5. Florence Foster Jenkins (dir. Stephen Frears)

Nicholas Martin's brilliant script is based on an historical footnote. He mines comedy gold from it, not by drawing cartoon figures but by fleshing out his main characters. Stephen Frears brings the script to life with precise comedic timing, getting the most of his dream cast. Meryl Streep shines as the titular character, a patron of the musical arts who dreams of singing opera at Carnegie Hall although she's actually an awful singer. When the opportunity comes up, her loving husband St. Clair Bayfield (Hugh Grant) does everything in his power to avoid the trainwreck. The comedy roster for 2016 was hobbled by stereotypes and formulas; the depth and originality of this film trumped them all.


Worst film: The only amusement found in Pride and Prejudice and Zombies stops with its title. Those looking for zombie-slaying fun should look elsewhere. Dull dialogues, lifeless performances, and jerky action scenes point to the fact that this production was taken over by the walking dead.   
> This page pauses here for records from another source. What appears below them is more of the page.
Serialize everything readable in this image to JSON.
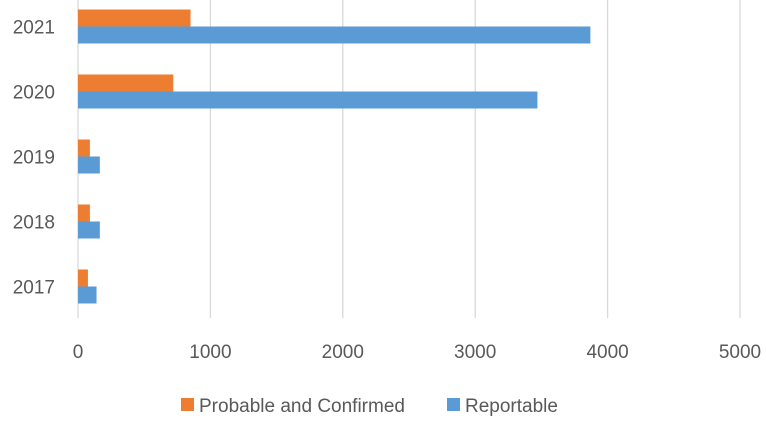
{
  "chart_data": {
    "type": "bar",
    "orientation": "horizontal",
    "categories": [
      "2017",
      "2018",
      "2019",
      "2020",
      "2021"
    ],
    "series": [
      {
        "name": "Probable and Confirmed",
        "color": "#ED7D31",
        "values": [
          75,
          90,
          90,
          720,
          850
        ]
      },
      {
        "name": "Reportable",
        "color": "#5B9BD5",
        "values": [
          140,
          165,
          165,
          3470,
          3870
        ]
      }
    ],
    "xlim": [
      0,
      5000
    ],
    "xticks": [
      "0",
      "1000",
      "2000",
      "3000",
      "4000",
      "5000"
    ],
    "grid": "vertical",
    "legend_position": "bottom"
  }
}
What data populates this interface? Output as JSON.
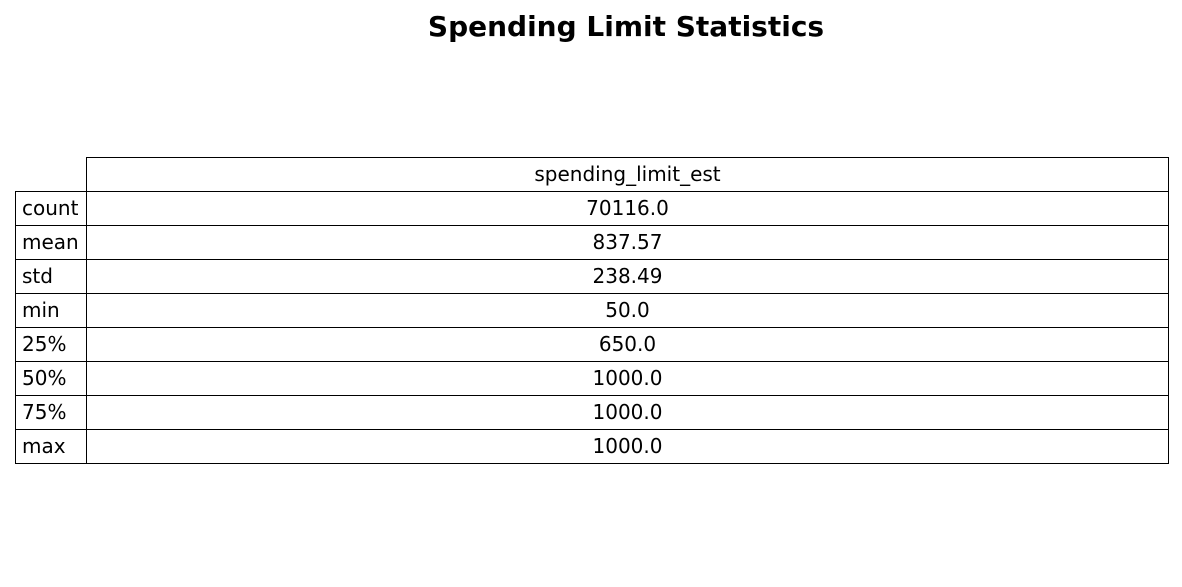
{
  "chart_data": {
    "type": "table",
    "title": "Spending Limit Statistics",
    "columns": [
      "spending_limit_est"
    ],
    "rows": [
      {
        "label": "count",
        "values": [
          "70116.0"
        ]
      },
      {
        "label": "mean",
        "values": [
          "837.57"
        ]
      },
      {
        "label": "std",
        "values": [
          "238.49"
        ]
      },
      {
        "label": "min",
        "values": [
          "50.0"
        ]
      },
      {
        "label": "25%",
        "values": [
          "650.0"
        ]
      },
      {
        "label": "50%",
        "values": [
          "1000.0"
        ]
      },
      {
        "label": "75%",
        "values": [
          "1000.0"
        ]
      },
      {
        "label": "max",
        "values": [
          "1000.0"
        ]
      }
    ]
  }
}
Most disappointing film: Suicide Squad and the Justice League are strong DC Comics franchises, but the films produced this year failed to capture the magic. Of the two, Batman v. Superman: Dawn of Justice tips higher on the disappointing meter, stinting on the superhero match we all wanted to see. Director Zack Snyder is the wrong man for the job because his brooding vision and leaden hand weigh down on a story that demands verve and a sense of humor. Go watch Captain America Civil War instead.